Occasionally in life, a 3-cent, 33 ohm resistor is the solution to your problem.
The problem, in this particular case, was that I wanted to use an old mobile phone headset as a lavalier microphone for doing some audio recording to a phone, but didn’t need the earbuds; just the microphone. So I very rashly snipped off the earbuds, only to discover that the phone no longer recognized that a headset was plugged in. Instead, the phone continued to use the built in mics, which weren’t super effective since the phone gets tucked in a pocket.
I vaguely remembered working on some pesky bugs wrt unreliable headset detection while coding for a local device manufacturer. As DMF explained it to me then, the phone tests for the resistance of the earbud transducer. If it sees infinite resistance, then it reckons there is no headset and we have the aforementioned microphone behaviour. While I found no reliable info on the interwebs about this, I figured I could fake out the phone with a simple resistor. Which, TL;DR, worked.

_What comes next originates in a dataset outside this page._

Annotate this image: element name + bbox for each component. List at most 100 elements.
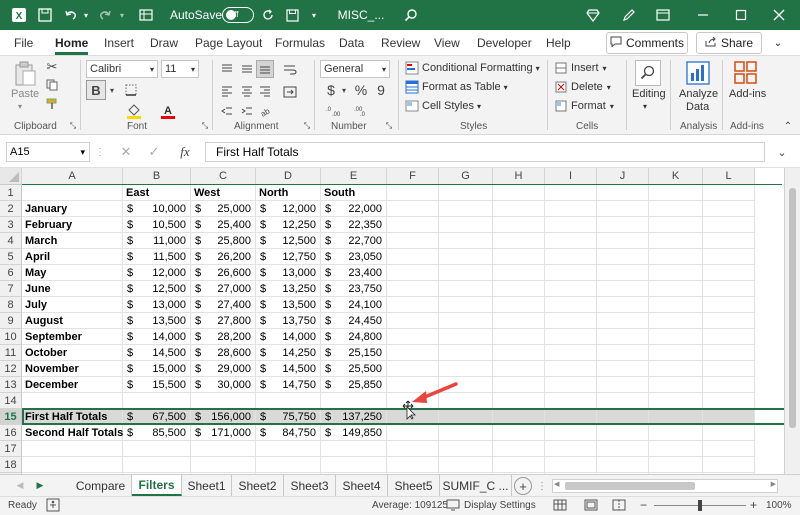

Now before you judge the horrific soldering job above, in my defense, I’ll say:
1. The blue resistor above is 6.3mm long
2. Ideally I would have used an SMT resistor, but only had 1/4W through hole in 33 ohm
3. The theory that with a hot soldering iron+solder+flux you can “burn off” the green and orange shellac coating the microscopic headset wires and get a solid electrical connection is simply that: a theory.
I coated this mess in a blob of epoxy for mechanical stability.
Clockwise from left: microphone, resistor hack, TRRS 3.5mm connector that plugs into phone. To those tempted to send me Amazon links to low-cost lav mics, I’ve already seen them. This is a makerly thing.
From: Texas Instruments, app note SLAA454 Headset Detection for TLV320AIC33 and TLV320AIC3101/4/5/6 Family
If you’re working on any projects in this domain, I’ll offer a few suggestions:
1. Get a microscope, a decent soldering iron and some very skinny solder
2. Read the very good app note from Texas Instruments (SLAA454)
3. In determining audio routing, phones also need to consider destinations such as Bluetooth, Wifi Direct and probably a few other accessories I’m forgetting.
4. The continuity function on your multimeter will be helpful for determining the pinout of those hair-thin wires on your headset. But first you’ll need to tin those wires.
Thanks to JB for confirming that 33 ohms was a sane value of resistor.
Happy hacking,
DW
Love that you included these diagrams!